O que o aluno estuda

Esse profissional atua na operacionalidade de redes de computadores, nos sistemas de conexão e avalia as ameaças de invasão. Planeja, especifica e desenvolve sistemas de proteção de redes e de equipamentos de tecnologia da informação. Investiga e monitora ataques, estabelece procedimentos contra invasão de redes e guerra eletrônica. Para isso, o aluno adquire várias competências voltadas para gerenciar e analisar contextos técnicos como requisitos de segurança cibernética em contratações para empresas privadas e órgãos públicos. Além disso, projeta e implanta programas sobre governança cibernética, normas e reconhecidos mundialmente, adotando soluções de criptografia aderentes à legislação específica.

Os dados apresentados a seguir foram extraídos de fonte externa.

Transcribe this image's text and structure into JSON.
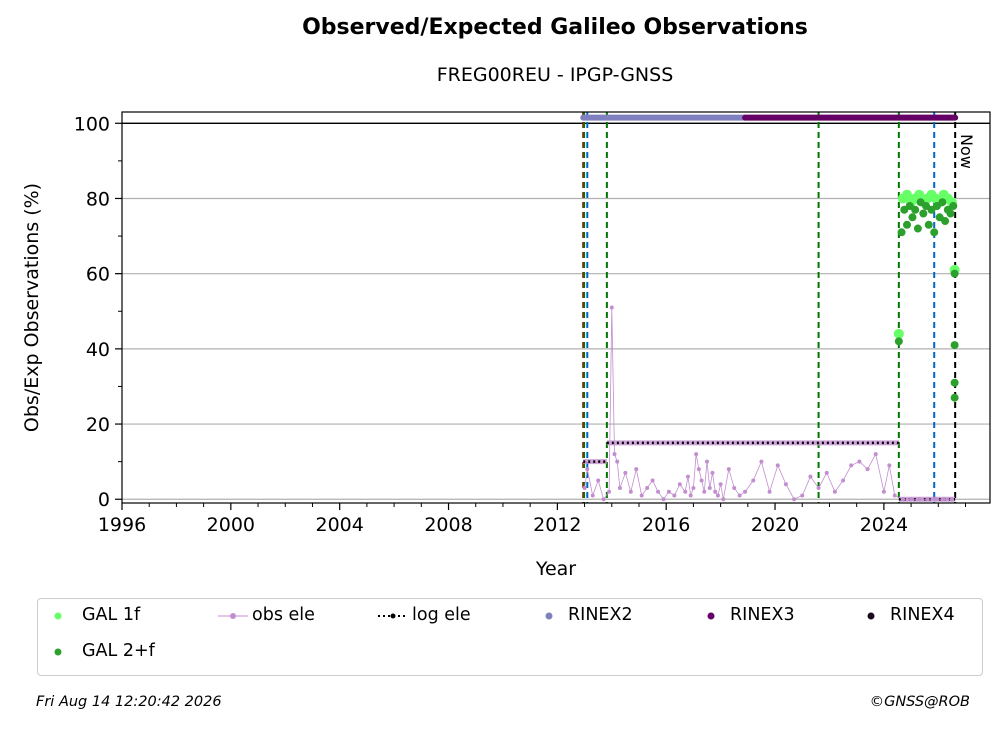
{
  "chart_data": {
    "type": "scatter",
    "title": "Observed/Expected Galileo Observations",
    "subtitle": "FREG00REU - IPGP-GNSS",
    "xlabel": "Year",
    "ylabel": "Obs/Exp Observations (%)",
    "xlim": [
      1996,
      2027.9
    ],
    "ylim": [
      -1,
      103
    ],
    "xticks": [
      1996,
      2000,
      2004,
      2008,
      2012,
      2016,
      2020,
      2024
    ],
    "yticks": [
      0,
      20,
      40,
      60,
      80,
      100
    ],
    "grid": "horizontal",
    "now_label": "Now",
    "reference_line_y": 100,
    "colors": {
      "gal_1f": "#66ff66",
      "gal_2f": "#2ca02c",
      "obs_ele": "#c38ecf",
      "log_ele": "#000000",
      "rinex2": "#8080c0",
      "rinex3": "#660066",
      "rinex4": "#1a0a1a",
      "green_line": "#007700",
      "blue_line": "#0066cc",
      "red_line": "#cc0000",
      "now_line": "#000000"
    },
    "vertical_lines": {
      "red": [
        2012.95
      ],
      "blue": [
        2013.1,
        2025.85
      ],
      "green": [
        2012.98,
        2013.82,
        2021.6,
        2024.55
      ],
      "now": [
        2026.62
      ]
    },
    "rinex_bars": [
      {
        "format": "RINEX2",
        "start": 2012.95,
        "end": 2018.9
      },
      {
        "format": "RINEX3",
        "start": 2018.9,
        "end": 2026.62
      }
    ],
    "log_ele_steps": [
      {
        "start": 2012.95,
        "end": 2013.82,
        "y": 10
      },
      {
        "start": 2013.82,
        "end": 2024.55,
        "y": 15
      },
      {
        "start": 2024.55,
        "end": 2026.62,
        "y": 0
      }
    ],
    "obs_ele": {
      "x": [
        2013.0,
        2013.1,
        2013.3,
        2013.5,
        2013.7,
        2013.9,
        2014.0,
        2014.1,
        2014.2,
        2014.3,
        2014.5,
        2014.7,
        2014.9,
        2015.1,
        2015.3,
        2015.5,
        2015.7,
        2015.9,
        2016.1,
        2016.3,
        2016.5,
        2016.7,
        2016.8,
        2016.9,
        2017.0,
        2017.1,
        2017.2,
        2017.3,
        2017.4,
        2017.5,
        2017.6,
        2017.7,
        2017.8,
        2017.9,
        2018.0,
        2018.1,
        2018.3,
        2018.5,
        2018.7,
        2018.9,
        2019.2,
        2019.5,
        2019.8,
        2020.1,
        2020.4,
        2020.7,
        2021.0,
        2021.3,
        2021.6,
        2021.9,
        2022.2,
        2022.5,
        2022.8,
        2023.1,
        2023.4,
        2023.7,
        2024.0,
        2024.2,
        2024.4,
        2024.7,
        2025.0,
        2025.3,
        2025.6,
        2025.9,
        2026.2,
        2026.5
      ],
      "y": [
        3,
        8,
        1,
        5,
        0,
        2,
        51,
        12,
        10,
        3,
        7,
        2,
        8,
        1,
        3,
        5,
        2,
        0,
        2,
        1,
        4,
        2,
        6,
        1,
        3,
        12,
        8,
        5,
        2,
        10,
        3,
        7,
        2,
        1,
        4,
        0,
        8,
        3,
        1,
        2,
        5,
        10,
        2,
        9,
        4,
        0,
        1,
        6,
        3,
        7,
        2,
        5,
        9,
        10,
        8,
        12,
        2,
        9,
        1,
        0,
        0,
        0,
        0,
        0,
        0,
        0
      ]
    },
    "gal_1f": {
      "x": [
        2024.55,
        2024.7,
        2024.85,
        2025.0,
        2025.15,
        2025.3,
        2025.45,
        2025.6,
        2025.75,
        2025.9,
        2026.05,
        2026.2,
        2026.35,
        2026.5,
        2026.6
      ],
      "y": [
        44,
        80,
        81,
        79,
        80,
        81,
        79,
        80,
        81,
        80,
        79,
        81,
        80,
        79,
        61
      ]
    },
    "gal_2f": {
      "x": [
        2024.55,
        2024.65,
        2024.75,
        2024.85,
        2024.95,
        2025.05,
        2025.15,
        2025.25,
        2025.35,
        2025.45,
        2025.55,
        2025.65,
        2025.75,
        2025.85,
        2025.95,
        2026.05,
        2026.15,
        2026.25,
        2026.35,
        2026.45,
        2026.55,
        2026.6,
        2026.6,
        2026.6,
        2026.6
      ],
      "y": [
        42,
        71,
        77,
        73,
        78,
        75,
        77,
        72,
        79,
        76,
        78,
        73,
        77,
        71,
        78,
        75,
        79,
        74,
        77,
        76,
        78,
        60,
        41,
        31,
        27
      ]
    },
    "legend": [
      {
        "key": "gal_1f",
        "label": "GAL 1f",
        "marker": "dot"
      },
      {
        "key": "obs_ele",
        "label": "obs ele",
        "marker": "line-dot"
      },
      {
        "key": "log_ele",
        "label": "log ele",
        "marker": "dotted-line"
      },
      {
        "key": "rinex2",
        "label": "RINEX2",
        "marker": "dot"
      },
      {
        "key": "rinex3",
        "label": "RINEX3",
        "marker": "dot"
      },
      {
        "key": "rinex4",
        "label": "RINEX4",
        "marker": "dot"
      },
      {
        "key": "gal_2f",
        "label": "GAL 2+f",
        "marker": "dot"
      }
    ],
    "legend_placement": "bottom"
  },
  "footer": {
    "timestamp": "Fri Aug 14 12:20:42 2026",
    "credit": "©GNSS@ROB"
  }
}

O ponto de vista da gestão e do empreendedorismo é abordado por disciplinas como Fundamentos da Administração, Gestão de Equipes, Empreendedorismo, Gestão Financeira e Orçamentária e Ética e Responsabilidade, complementadas por disciplinas básicas (Matemática, Comunicação e Expressão, Estatística Aplicada e Inglês) e também as que abordam as regulamentações e legislações vigentes, como Noções de Direito, Legislação Aplicada a TI e Propriedade Intelectual, Industrial e Patentes.

O que o profissional faz

O Tecnólogo em Defesa Cibernética é um profissional capaz de coordenar e gerenciar equipes, adotando soluções e projetos de proteção relacionados à defesa, guerra cibernética e vulnerabilidades sistêmicas, integrando sistemas de proteção cibernética aos sistemas de informação nas instituições privadas e públicas, com uso de bases de dados, recursos de redes de computadores e demais infraestruturas, adotando soluções de criptografia e observando as normas e legislações vigentes.

Onde trabalhar

O Tecnólogo em Defesa Cibernética está presente em praticamente todos os setores organizacionais privados e públicos: forças armadas, instituições federais como polícia federal, instituições estaduais como polícia militar, organizações não-governamentais, órgãos públicos, institutos e centros de pesquisa, além de poder atuar como perito forense em institutos, tribunais, câmaras de arbitragem e comarcas, bem como desenvolver assessoria forense computacional para entidades privadas.